Many hotels are now bringing in the services of independent restaurant operators. At the Caterer Middle East Conference 2012, experts shared their experience on how to gel two brands together to maximise the joint ventures set to revolutionise hotel F&B
Hotels need to reassess their approach to partnerships with independent restaurants, which have the potential to positively impact both reputation and bottom line, provided the brands are a good fit and that both parties play to the other’s strengths.
This was one of the major issues highlighted by industry figures speaking at the Caterer Middle East Conference 2012: Food and Business, held at Jumeirah Beach Hotel on March 19 and attended by close to 200 executive chefs, F&B directors and restaurant owners.
Both hotels and third-party F&B operators could benefit from joint ventures if the terms are right — Hilton saw a 40% increase in coffee sales overnight when it introduced Costa Coffee branding to its lobbies, revealed Simon Lazarus, senior area director F&B for Hilton Worldwide during a panel on recouping costs amid rising food prices.
At The Monarch Dubai, third party outlet Okku Luxury Japanese restaurant and lounge has steadily increased its influence to drive around 10-12,000 people through the doors of the hotel each month, said its co-founder Markus Thesleff.
“These restaurants are opening up many hoteliers, including the finance people, to see how much money can be made withF&B,” said Walter Hall, COO at RMAL Hospitality.
“I think, in the past, hotels haven’t taken the food and beverage side of things as seriously as they should have. Primarily, this has been because they have focussed on the rooms and the concept of food and beverage has been the shop window in which to sell their rooms.”
Naim Maddad, hospitality specialist at Ròya International, agreed that hotels are looking more closely at their F&B. “There are a lot of operations, particularly in mature markets, where they’ve said ‘We’re hoteliers, we can run rooms, fill the house, manage the books. We can’t cook!’ So they get the professionals in. I don’t think we’re far away from that in the local market”.
However, independent restaurants should be wary of some hotel operators, the panellists said, as many are seeing the opportunity to make a quick buck at their expense. While outlet spaces should be viewed as real estate, Hall said “a lot of people, when they are leasing places, tend to get a bit greedy on the per square metre rent. The ones that are most successful are the ones who will put a fair per square metre rent and then a revenue offset.”

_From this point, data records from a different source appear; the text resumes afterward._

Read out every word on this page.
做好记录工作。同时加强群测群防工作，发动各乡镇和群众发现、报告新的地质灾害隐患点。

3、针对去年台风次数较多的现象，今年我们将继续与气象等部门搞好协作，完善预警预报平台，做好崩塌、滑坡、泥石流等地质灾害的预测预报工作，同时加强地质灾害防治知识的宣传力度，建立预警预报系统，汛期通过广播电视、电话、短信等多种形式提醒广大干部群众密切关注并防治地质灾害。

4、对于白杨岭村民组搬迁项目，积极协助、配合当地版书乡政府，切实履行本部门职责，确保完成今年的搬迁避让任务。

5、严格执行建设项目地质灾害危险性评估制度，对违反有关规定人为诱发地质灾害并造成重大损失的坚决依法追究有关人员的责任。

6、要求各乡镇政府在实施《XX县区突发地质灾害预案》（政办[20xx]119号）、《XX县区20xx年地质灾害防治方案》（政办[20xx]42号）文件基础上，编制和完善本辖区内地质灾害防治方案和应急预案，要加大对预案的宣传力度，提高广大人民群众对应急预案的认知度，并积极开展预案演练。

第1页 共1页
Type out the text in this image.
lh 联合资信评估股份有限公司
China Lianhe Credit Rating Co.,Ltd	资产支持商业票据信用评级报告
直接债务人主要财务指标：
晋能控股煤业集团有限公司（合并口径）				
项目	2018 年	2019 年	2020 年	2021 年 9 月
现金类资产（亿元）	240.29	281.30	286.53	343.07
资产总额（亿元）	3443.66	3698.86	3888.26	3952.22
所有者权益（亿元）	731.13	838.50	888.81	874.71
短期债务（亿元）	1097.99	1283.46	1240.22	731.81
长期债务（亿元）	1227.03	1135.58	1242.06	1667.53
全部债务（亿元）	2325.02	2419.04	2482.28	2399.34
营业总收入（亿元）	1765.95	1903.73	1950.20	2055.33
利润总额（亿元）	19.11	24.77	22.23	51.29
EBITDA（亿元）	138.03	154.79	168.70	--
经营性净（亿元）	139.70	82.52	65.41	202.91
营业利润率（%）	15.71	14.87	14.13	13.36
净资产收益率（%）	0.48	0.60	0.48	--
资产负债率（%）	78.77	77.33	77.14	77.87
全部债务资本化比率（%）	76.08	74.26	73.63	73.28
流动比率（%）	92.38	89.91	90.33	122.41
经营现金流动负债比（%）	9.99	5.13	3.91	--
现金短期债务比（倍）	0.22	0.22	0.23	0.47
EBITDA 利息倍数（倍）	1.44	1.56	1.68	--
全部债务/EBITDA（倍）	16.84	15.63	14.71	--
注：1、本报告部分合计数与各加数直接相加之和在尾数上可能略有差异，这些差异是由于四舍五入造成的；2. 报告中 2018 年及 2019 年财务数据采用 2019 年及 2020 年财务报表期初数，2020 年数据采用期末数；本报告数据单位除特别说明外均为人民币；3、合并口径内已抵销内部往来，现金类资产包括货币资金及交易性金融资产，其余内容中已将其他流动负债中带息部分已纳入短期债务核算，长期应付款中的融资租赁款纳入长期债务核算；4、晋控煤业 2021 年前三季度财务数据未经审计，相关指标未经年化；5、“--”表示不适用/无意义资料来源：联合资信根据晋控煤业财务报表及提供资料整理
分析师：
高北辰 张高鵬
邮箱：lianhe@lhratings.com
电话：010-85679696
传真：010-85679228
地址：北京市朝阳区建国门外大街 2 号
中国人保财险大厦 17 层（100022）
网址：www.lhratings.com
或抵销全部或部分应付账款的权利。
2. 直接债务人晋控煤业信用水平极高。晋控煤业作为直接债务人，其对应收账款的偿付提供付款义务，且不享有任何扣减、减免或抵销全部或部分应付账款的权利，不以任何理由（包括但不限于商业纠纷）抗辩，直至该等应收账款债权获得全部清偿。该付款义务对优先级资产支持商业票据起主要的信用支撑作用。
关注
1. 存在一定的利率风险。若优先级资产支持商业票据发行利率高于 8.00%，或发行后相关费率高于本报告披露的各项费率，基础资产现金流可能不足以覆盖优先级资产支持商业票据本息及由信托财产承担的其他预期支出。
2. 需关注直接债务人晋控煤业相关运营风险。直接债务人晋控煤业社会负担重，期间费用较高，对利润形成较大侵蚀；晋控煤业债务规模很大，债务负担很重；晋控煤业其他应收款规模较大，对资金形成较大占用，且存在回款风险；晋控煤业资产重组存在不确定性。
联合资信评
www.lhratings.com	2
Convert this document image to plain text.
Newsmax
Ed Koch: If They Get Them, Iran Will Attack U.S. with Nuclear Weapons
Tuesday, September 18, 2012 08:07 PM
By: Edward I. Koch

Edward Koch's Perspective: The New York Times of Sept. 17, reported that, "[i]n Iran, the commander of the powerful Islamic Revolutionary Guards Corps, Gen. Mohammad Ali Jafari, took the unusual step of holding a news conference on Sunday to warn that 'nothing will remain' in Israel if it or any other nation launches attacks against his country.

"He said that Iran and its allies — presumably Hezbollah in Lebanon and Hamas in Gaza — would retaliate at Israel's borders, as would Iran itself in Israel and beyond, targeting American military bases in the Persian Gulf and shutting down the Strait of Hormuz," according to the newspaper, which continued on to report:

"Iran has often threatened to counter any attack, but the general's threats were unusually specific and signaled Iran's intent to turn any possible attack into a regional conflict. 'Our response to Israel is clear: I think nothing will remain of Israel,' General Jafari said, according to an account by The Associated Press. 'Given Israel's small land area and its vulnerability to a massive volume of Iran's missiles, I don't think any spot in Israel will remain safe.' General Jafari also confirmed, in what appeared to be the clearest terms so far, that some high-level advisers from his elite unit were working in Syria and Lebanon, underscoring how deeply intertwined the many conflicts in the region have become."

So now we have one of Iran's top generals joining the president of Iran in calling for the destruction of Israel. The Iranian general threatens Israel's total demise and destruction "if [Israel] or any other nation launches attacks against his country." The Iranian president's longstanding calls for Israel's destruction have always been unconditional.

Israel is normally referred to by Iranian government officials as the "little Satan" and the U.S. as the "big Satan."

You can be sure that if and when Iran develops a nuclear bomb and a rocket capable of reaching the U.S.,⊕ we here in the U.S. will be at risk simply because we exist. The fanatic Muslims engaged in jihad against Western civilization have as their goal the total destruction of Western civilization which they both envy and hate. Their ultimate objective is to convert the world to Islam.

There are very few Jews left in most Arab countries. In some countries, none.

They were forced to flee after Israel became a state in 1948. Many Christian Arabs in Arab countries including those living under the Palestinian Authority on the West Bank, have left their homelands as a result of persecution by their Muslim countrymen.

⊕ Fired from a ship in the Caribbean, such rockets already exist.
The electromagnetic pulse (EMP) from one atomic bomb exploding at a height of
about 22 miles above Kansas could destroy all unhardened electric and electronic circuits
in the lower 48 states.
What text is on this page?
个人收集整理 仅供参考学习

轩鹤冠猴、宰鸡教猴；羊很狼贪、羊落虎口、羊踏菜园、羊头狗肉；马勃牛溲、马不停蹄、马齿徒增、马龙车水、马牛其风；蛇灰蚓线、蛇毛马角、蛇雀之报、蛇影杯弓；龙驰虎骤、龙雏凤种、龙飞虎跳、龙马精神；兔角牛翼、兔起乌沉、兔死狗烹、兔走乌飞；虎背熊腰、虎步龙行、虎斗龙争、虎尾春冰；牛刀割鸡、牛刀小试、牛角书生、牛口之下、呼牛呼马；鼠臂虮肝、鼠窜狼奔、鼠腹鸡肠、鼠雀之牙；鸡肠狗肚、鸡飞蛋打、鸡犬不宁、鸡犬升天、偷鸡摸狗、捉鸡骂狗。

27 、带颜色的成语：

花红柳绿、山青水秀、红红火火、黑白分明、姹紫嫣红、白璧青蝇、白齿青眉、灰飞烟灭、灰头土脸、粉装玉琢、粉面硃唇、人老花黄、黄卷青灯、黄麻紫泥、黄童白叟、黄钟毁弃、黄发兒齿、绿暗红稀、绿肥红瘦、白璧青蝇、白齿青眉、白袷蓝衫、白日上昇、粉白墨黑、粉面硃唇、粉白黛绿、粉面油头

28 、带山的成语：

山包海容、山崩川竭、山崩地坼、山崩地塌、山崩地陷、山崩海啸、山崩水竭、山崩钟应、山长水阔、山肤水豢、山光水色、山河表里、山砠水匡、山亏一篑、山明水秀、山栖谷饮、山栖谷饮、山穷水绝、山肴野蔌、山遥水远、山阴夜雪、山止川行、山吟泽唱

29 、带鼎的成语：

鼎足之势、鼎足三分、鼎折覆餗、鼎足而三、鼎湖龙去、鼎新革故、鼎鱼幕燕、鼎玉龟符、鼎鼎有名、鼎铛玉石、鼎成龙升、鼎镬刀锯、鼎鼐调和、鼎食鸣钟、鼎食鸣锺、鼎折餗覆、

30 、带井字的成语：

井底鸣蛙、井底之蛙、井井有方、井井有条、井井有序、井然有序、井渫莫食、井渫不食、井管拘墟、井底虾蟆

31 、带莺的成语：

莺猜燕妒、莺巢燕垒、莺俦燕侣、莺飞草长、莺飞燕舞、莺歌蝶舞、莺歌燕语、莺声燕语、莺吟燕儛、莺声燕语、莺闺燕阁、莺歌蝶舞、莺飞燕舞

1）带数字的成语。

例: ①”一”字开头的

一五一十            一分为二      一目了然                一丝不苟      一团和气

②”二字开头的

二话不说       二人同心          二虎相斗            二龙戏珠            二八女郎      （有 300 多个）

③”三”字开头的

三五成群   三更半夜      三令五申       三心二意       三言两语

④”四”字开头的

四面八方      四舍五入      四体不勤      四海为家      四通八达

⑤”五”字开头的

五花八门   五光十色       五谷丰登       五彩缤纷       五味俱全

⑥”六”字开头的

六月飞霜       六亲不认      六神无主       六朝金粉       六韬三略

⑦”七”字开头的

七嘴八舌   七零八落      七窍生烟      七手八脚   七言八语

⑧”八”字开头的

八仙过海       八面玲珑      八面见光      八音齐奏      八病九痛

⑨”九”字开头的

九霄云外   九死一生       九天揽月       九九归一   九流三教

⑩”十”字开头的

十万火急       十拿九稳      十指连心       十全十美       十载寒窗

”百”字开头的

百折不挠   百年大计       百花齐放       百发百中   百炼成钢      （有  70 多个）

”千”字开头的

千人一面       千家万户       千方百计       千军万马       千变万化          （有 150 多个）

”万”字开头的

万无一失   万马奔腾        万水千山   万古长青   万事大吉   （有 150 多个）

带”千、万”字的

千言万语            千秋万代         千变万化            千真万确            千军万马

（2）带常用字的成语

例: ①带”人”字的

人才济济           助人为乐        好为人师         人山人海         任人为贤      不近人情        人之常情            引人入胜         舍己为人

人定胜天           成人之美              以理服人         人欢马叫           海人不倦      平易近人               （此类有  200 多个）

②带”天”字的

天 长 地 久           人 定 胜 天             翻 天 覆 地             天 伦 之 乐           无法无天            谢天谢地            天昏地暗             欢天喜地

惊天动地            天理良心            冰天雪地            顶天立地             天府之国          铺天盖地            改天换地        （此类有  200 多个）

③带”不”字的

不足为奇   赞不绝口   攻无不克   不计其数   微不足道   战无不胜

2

Thesleff agreed, saying many hotels have approached him with a “ridiculous” base rate, as well as the revenue offset. He added that while a 10% revenue offset on food and drink is average, some have tried to push this up to 18%.
“You look at the guys who are already in that place and they’re not making money. If you have a base rate that is real and a kicker on top, and if the food works out, you have a good operator and PR, it’ll help drive traffic and you could be there for five, 10, 15 years.”
One key to the success of an independent outlet is the length of the lease, which is a good indication as to whether the hotel operator is committed for the long-run.
Thesleff said that even though many GMs and asset managers have told him he will “make his money back in a year,” he “won’t even have a conversation” about a lease shorter than five years with the option of another five.
He said asset managers spread the costs and skew the numbers by not accounting for enough staff. Hall agreed, saying the owners should help make the venture a success before taking a cut.